Southland snags fun way into sport
SNAG golf (Starting New At Golf) offers a modified version of golf, using oversized golf clubs, Velcro balls and targets that make it easier to learn the game and fundamental skills required for it.
In conjunction with New Zealand Golf, Golf Southland has secured a kit for the next 12 months and Golf Southland chairwoman Robyn Boniface believes it could be a big boost for the sport in the south.
"It's about the fun element," she said.
"It's big, bright equipment that is teaching people - whether they be children or adults - the basics of the game. We have a kit on loan for the next 12 months and, if it's as successful as what we hear it has been, hopefully we will continue with it after that. If it translates into more people playing golf, then it will certainly be worth it."

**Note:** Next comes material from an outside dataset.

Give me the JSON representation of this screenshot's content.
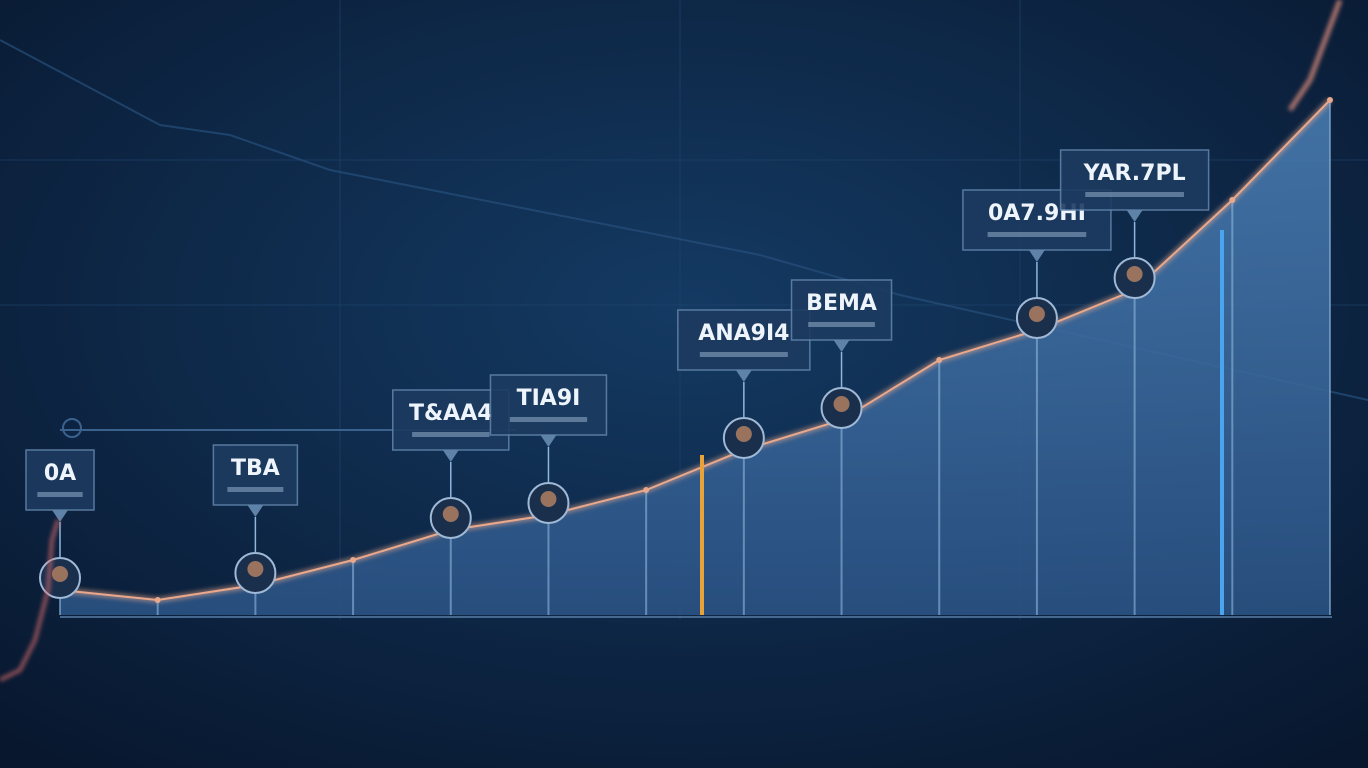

The SNAG kit will enable Southland to host SNAG in the Park - a collaboration between NZ Golf and SNAG Golf New Zealand, which Golf Southland will deliver during the spring and summer. The idea behind it is to introduce families to the modified version of the game in their own back yard.
Southland schools are also set to benefit, with Golf Southland set to take it into schools, in the hope that plenty of people will enjoy the fun concept.
SNAG Golf New Zealand leader David Thompson said the kit, and the coaching system that comes with it, provided the ideal grounding for anyone wanting to get started in golf and he believed Southlanders would embrace it.
"With SNAG you do see success straight away, which is a big part of making it fun and making people want to carry on with it," he said.
"You'll hit the target nine out of 10 times - it's that easy - and by learning the fundamentals of golf with SNAG you're more likely to have success when you get to real golf."
"We also really push the family focus of, so it will be set up in a park or at a club and families can come along and spend 30 or 40 minutes, have a go and have some fun."
"What we hope to see in Southland is that people will get the opportunity to have a go at it in a number of settings that will attract new kids and families to the game. We want to see more kids being exposed to golf either through schools or in the park."
"We also want families that might not normally play golf, to give SNAG in the Park a go, which may in turn lead them to venture out to their local golf club."